Now, thanks to a $200,000 grant from the U.S. Department of Energy, the city hopes to encourage more homeowners and businesses to convert to solar power. The grant is part of the federal Solar America Initiative, which is making $5 million available nationwide to encourage the use of solar power. Madison joins 25 other cities in winning one of the competitive grants.

Madison, Mayor Dave Cieslewicz announced Tuesday, has become MadiSUN. At least that's the name that's been attached to the city's initiative.

Madison grapples with green

Tuesday, June 03, 2008

From a story by Paul Snyder in The Daily Reporter:

Madison still can’t bridge the gap between its green government and its goal of a green city.

And that may be because the city needs to more clearly define its goals, said Steve Hiniker, executive director of 1000 Friends of Wisconsin.

“If Madison can explain what it’s looking for in terms of development, I think we could be a national leader in green building,” he said.

City administrators spent four years putting together sustainable design committees. They implemented Leadership in Energy and Environmental Design standards for city-owned building and renovation jobs.

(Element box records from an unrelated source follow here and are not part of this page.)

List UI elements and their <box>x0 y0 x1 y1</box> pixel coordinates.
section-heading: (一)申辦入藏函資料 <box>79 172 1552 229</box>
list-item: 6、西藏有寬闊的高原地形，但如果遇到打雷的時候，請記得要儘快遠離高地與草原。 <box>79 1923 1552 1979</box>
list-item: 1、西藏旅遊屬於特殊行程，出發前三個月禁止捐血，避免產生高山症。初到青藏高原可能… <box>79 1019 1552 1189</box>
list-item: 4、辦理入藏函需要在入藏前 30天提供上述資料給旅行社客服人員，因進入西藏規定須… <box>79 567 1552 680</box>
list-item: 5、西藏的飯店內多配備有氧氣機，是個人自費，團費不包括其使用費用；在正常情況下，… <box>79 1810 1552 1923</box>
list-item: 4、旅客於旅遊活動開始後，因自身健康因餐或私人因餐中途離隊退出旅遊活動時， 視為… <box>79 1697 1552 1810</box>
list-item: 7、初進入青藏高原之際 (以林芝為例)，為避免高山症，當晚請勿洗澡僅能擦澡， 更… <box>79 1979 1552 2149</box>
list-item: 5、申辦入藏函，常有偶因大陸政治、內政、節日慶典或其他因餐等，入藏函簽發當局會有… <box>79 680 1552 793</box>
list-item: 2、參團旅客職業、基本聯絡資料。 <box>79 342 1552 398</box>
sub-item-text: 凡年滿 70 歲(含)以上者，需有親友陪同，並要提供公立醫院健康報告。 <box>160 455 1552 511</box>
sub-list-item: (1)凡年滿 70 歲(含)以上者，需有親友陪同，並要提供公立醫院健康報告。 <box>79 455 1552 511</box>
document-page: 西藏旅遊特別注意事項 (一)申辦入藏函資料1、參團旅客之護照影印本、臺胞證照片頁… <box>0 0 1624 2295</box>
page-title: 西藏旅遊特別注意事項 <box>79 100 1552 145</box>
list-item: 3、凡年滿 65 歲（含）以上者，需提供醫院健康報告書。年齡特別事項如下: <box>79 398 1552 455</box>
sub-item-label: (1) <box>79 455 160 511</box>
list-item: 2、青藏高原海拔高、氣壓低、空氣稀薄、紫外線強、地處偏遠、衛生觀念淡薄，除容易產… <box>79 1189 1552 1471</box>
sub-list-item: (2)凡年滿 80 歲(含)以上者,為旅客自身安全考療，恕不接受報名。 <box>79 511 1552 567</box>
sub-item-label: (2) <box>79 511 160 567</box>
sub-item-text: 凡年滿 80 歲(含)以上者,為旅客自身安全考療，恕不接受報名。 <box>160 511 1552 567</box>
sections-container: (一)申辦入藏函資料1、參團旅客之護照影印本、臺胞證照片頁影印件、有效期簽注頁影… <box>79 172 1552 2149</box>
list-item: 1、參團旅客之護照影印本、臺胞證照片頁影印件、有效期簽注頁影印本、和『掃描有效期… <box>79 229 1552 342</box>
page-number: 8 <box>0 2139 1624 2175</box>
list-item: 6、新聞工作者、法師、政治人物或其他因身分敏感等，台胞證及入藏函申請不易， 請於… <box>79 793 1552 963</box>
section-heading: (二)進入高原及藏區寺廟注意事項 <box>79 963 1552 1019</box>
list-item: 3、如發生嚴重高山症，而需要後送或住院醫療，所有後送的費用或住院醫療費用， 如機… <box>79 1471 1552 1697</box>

They developed programs like Green Capital City, which focuses Madison efforts on environmental practices.

But the city still can’t decide exactly where it wants to go or how it wants to get there.

When recently discussing the Regent Street-South Campus Neighborhood Plan, the city’s Urban Design Commission turned a green eye to the private sector and the possibility of placing LEED standards on new buildings planned for the area.

“It’s a debate we need to have,” said Todd Barnett, an architect and member of the commission, “because I wonder where LEED will be in 10 years’ time. . . .”

Clean Energy Car Show, Custer, Wisconsin, June 20-22

Monday, June 02, 2008

From the just-released program for The Energy Fair in Custer, Wisconsin (just outside of Stevens Point), June 20-22:

Clean Energy Car Show
A popular part of the Energy Fair, the Clean Energy Car Show will be back for its fourth year. The Car Show, sponsored by Toyota, will feature sustainable transportation options though exhibits, workshops and demonstration vehicles. Example workshops include Sustainable Transportation Technologies, Biofuels 101, and Reacquaint Yourself with Your Bike.